Let me start by saying that homemade stock is the best. It is easy to make and freezes beautifully. I will also say that nothing compares with the flavor of homemade stock. You are in complete control of salt and all the other flavors that you choose to add.
That being said, I admit that I use “Stock in a Box” from time to time. It is convenient and once you find a brand that you like and that doesn’t offend your healthy sensibilities too much, it is great for quick soups and sauces. I’ve even been known to saute in it.
I was getting ready to make some soup the other day and was out of my homemade stock. The soup, which was going to be dinner couldn’t wait for me to make scratch stock, so I went to the pantry and found a box of chicken stock. Feeling somewhat adventurous, I decided to play with it a bit.
I decided it needed to be bulked up some so I added a leek, some garlic, and fresh herbs.I used my fool-proof method for cleaning leeks. Leeks are notoriously sandy and the sand loves to settle in the layers of the leek where it can create an unpleasant taste and texture experience.
This technique eliminates that. Once you have cut off the root end and the tougher dark green ends you can slice the leeks to suit the recipe you are creating.Drop the slices into a bowl of cold water and let them float there for 5 minutes or so.Carefully scoop out the leeks with a slotted spoon and drain them on paper towels.

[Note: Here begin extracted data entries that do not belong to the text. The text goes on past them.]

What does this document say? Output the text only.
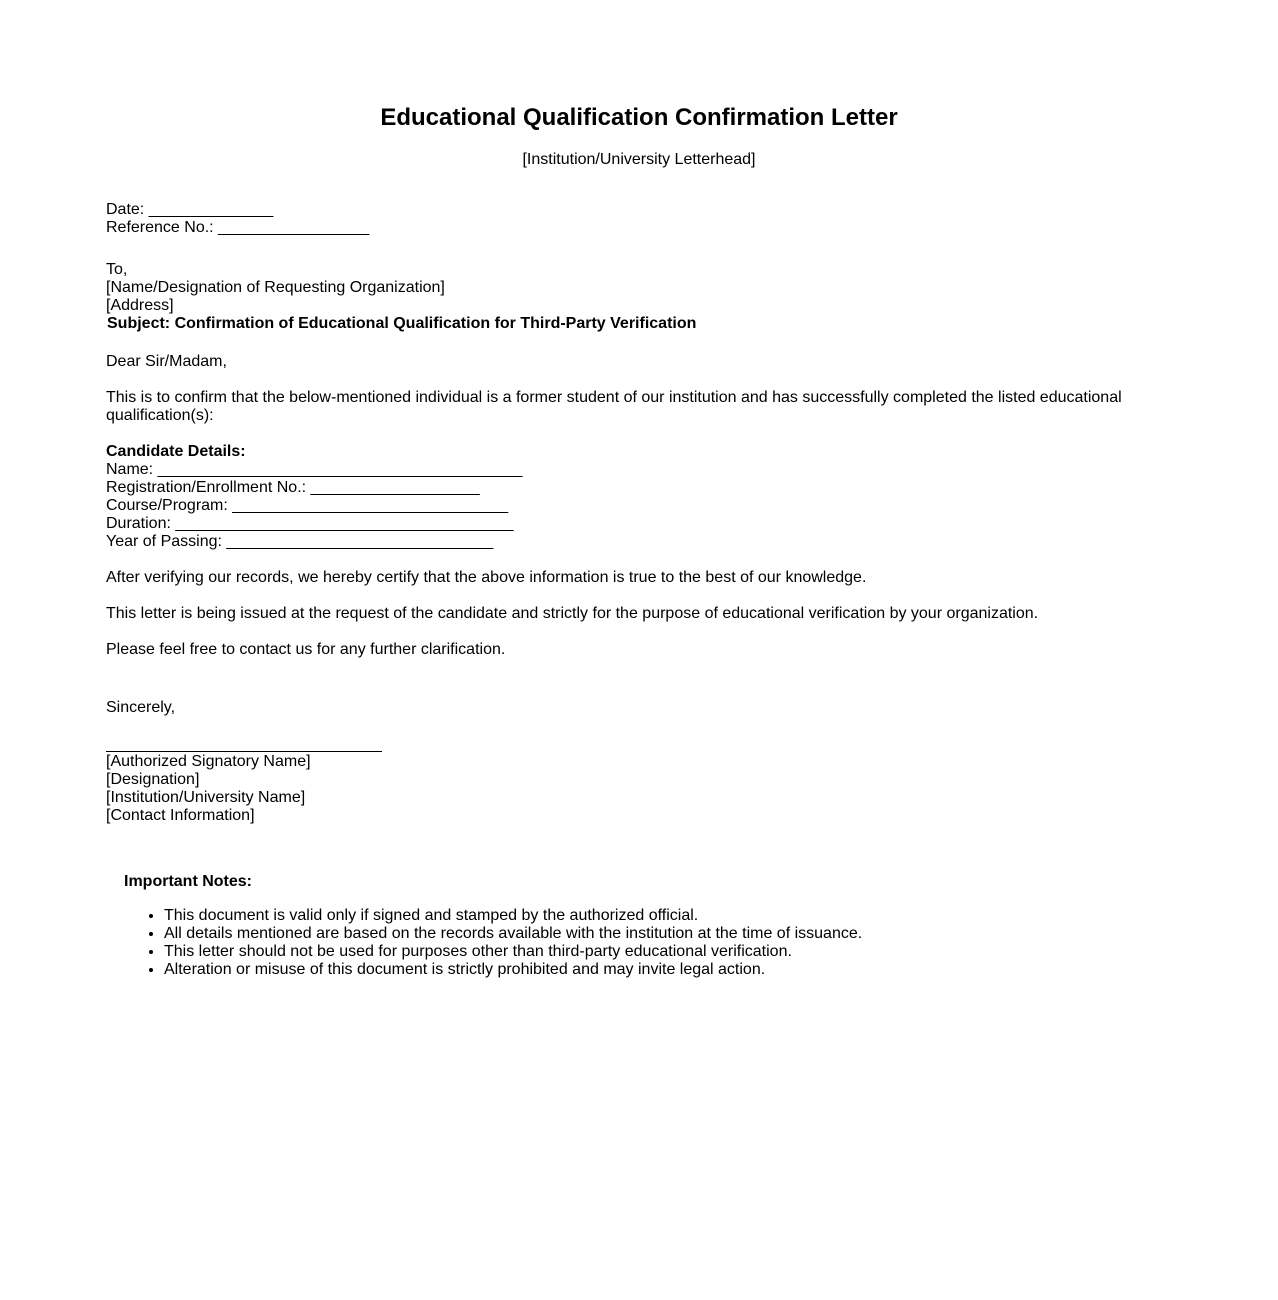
Educational Qualification Confirmation Letter
[Institution/University Letterhead]
Date: ______________
Reference No.: _________________
To,
[Name/Designation of Requesting Organization]
[Address]
Subject: Confirmation of Educational Qualification for Third-Party Verification
Dear Sir/Madam,
This is to confirm that the below-mentioned individual is a former student of our institution and has successfully completed the listed educational qualification(s):
Candidate Details:
Name: _________________________________________
Registration/Enrollment No.: ___________________
Course/Program: _______________________________
Duration: ______________________________________
Year of Passing: ______________________________
After verifying our records, we hereby certify that the above information is true to the best of our knowledge.
This letter is being issued at the request of the candidate and strictly for the purpose of educational verification by your organization.
Please feel free to contact us for any further clarification.
Sincerely,
[Authorized Signatory Name]
[Designation]
[Institution/University Name]
[Contact Information]
Important Notes:
• This document is valid only if signed and stamped by the authorized official.
• All details mentioned are based on the records available with the institution at the time of issuance.
• This letter should not be used for purposes other than third-party educational verification.
• Alteration or misuse of this document is strictly prohibited and may invite legal action.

Dump out the water and marvel at the grit and sand in the bottom of the bowl that now will not ruin your creation.
Once the leeks were clean, I added them to a soup pot along with some garlic and herb sprigs. I let them all “sweat it out” for a bit in some olive oil before I added the stock.I let everything simmer for 45 minutes or so until the stock smelled incredible. The sprigs of rosemary and thyme that I used came out clean as the proverbial whistle. I diligently fished them out until I had the same number of stems that I started out with. This isn’t me being anal, it is saving my immersion blender from “choking” on the woody stems. Experience is a wonderful teacher…The stock that resulted was a bulked up and richer version of what came out of the box. It was a perfect addition to my soup. In fact, this may become a new Mama D standard when using stock in a box. I used chicken stock, but it would work equally as well with vegetable stock. You could even use this technique with homemade stock to give it a little more muscle. With Thanksgiving only days away, this could be a wonderful base for your gravy.
Whatever techniques and ingredients you use in your cooking, the most important thing to add is love. There’s a place for short cuts and convenience, even in Mama D’s Kitchen.